The "nice guy" is typically a pleasant, intelligent male, lacking romantic success and with low or misguided romantic confidence. The man may be a very good listener, and perhaps articulate and expressive in how he talks. Such men are often frustrated, if not indignant, about their romantic trouble. Sometimes a female friend may enter into an intimate relationship with a chauvinistic or abusive male, leaving the Nice Guy feeling inadequate.

One theory, arguably, suggests that women are greatly swayed by confidence and independence in a potential mate, qualities which may supersede intelligence and good character. Clinginess or neediness are seen as highly undesirable, though these traits may foster security and loyalty later in an intimate relationship. Some anecdotal advice suggests that a "nice guy" can break out of the rut by making lifestyle changes which, paradoxically, develop a more outgoing, carefree, and independent personality, allowing him to be sized up more readily as a potential mate than a casual friend.

It should be pointed out that "nice guy syndrome" currently lacks credible psychological theories describing cause, effect and typical behavior, and its existence is even a point of debate. The concept of love-shyness has been explored in greater depth by psychologists, but is only tangentially related to this syndrome.

Several dating gurus have adopted this phenomenon into their dating techniques.

Support for the existence of the "Nice Guy" phenomenon?

In No More Mr. Nice Guy, Dr.
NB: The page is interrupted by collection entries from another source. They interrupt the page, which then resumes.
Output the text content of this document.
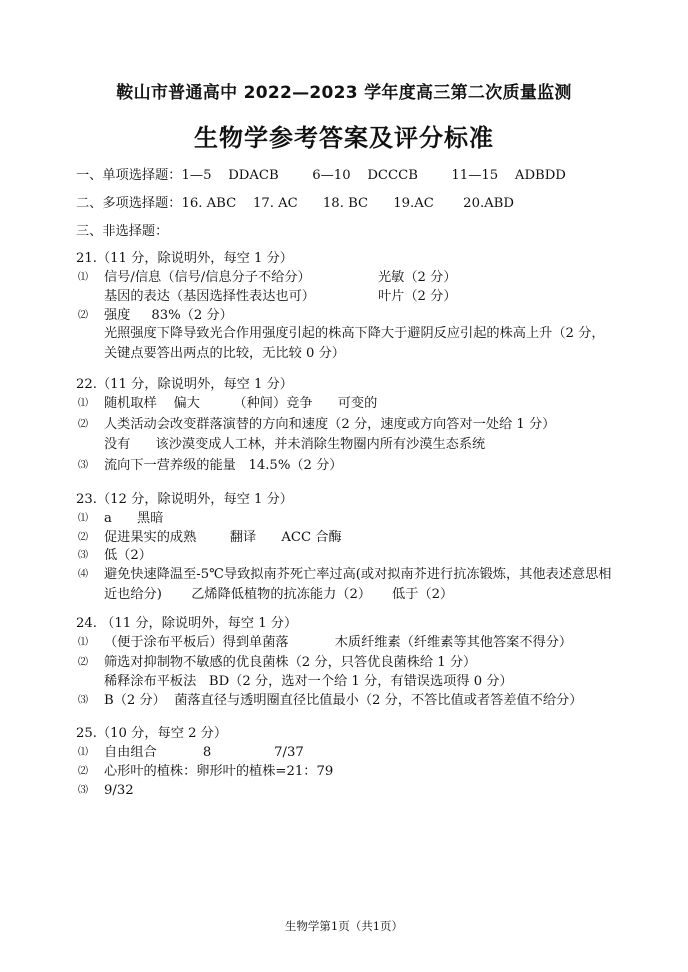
鞍山市普通高中 2022—2023 学年度高三第二次质量监测
生物学参考答案及评分标准
一、单项选择题：1—5    DDACB        6—10    DCCCB        11—15    ADBDD
二、多项选择题：16. ABC    17. AC      18. BC      19.AC       20.ABD
三、非选择题：
21.（11 分，除说明外，每空 1 分）
⑴	信号/信息（信号/信息分子不给分）	光敏（2 分）
基因的表达（基因选择性表达也可）	叶片（2 分）
⑵	强度     83%（2 分）
光照强度下降导致光合作用强度引起的株高下降大于避阴反应引起的株高上升（2 分，关键点要答出两点的比较，无比较 0 分）
22.（11 分，除说明外，每空 1 分）
⑴	随机取样    偏大        （种间）竞争      可变的
⑵	人类活动会改变群落演替的方向和速度（2 分，速度或方向答对一处给 1 分）
没有      该沙漠变成人工林，并未消除生物圈内所有沙漠生态系统
⑶	流向下一营养级的能量   14.5%（2 分）
23.（12 分，除说明外，每空 1 分）
⑴	a      黑暗
⑵	促进果实的成熟        翻译      ACC 合酶
⑶	低（2）
⑷	避免快速降温至-5℃导致拟南芥死亡率过高(或对拟南芥进行抗冻锻炼，其他表述意思相近也给分)       乙烯降低植物的抗冻能力（2）     低于（2）
24. （11 分，除说明外，每空 1 分）
⑴	（便于涂布平板后）得到单菌落           木质纤维素（纤维素等其他答案不得分）
⑵	筛选对抑制物不敏感的优良菌株（2 分，只答优良菌株给 1 分）
稀释涂布平板法   BD（2 分，选对一个给 1 分，有错误选项得 0 分）
⑶	B（2 分）  菌落直径与透明圈直径比值最小（2 分，不答比值或者答差值不给分）
25.（10 分，每空 2 分）
⑴	自由组合           8               7/37
⑵	心形叶的植株：卵形叶的植株=21：79
⑶	9/32
生物学第1页（共1页）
Robert A. Glover describes the "Nice Guy Syndrome." Glover writes with a slightly masculist perspective from his experience as a therapist. He views the Nice Guy Syndrome as a problem to be cured. Unlike some self-described nice guys, he does not ascribe the supposed female rejection of "nice guys" to poor female taste. He believes "nice guys" to be troubled by depression, low self-esteem, internalized toxic shame, and confusion over gender roles, and that these issues make "nice guys" less attractive to women.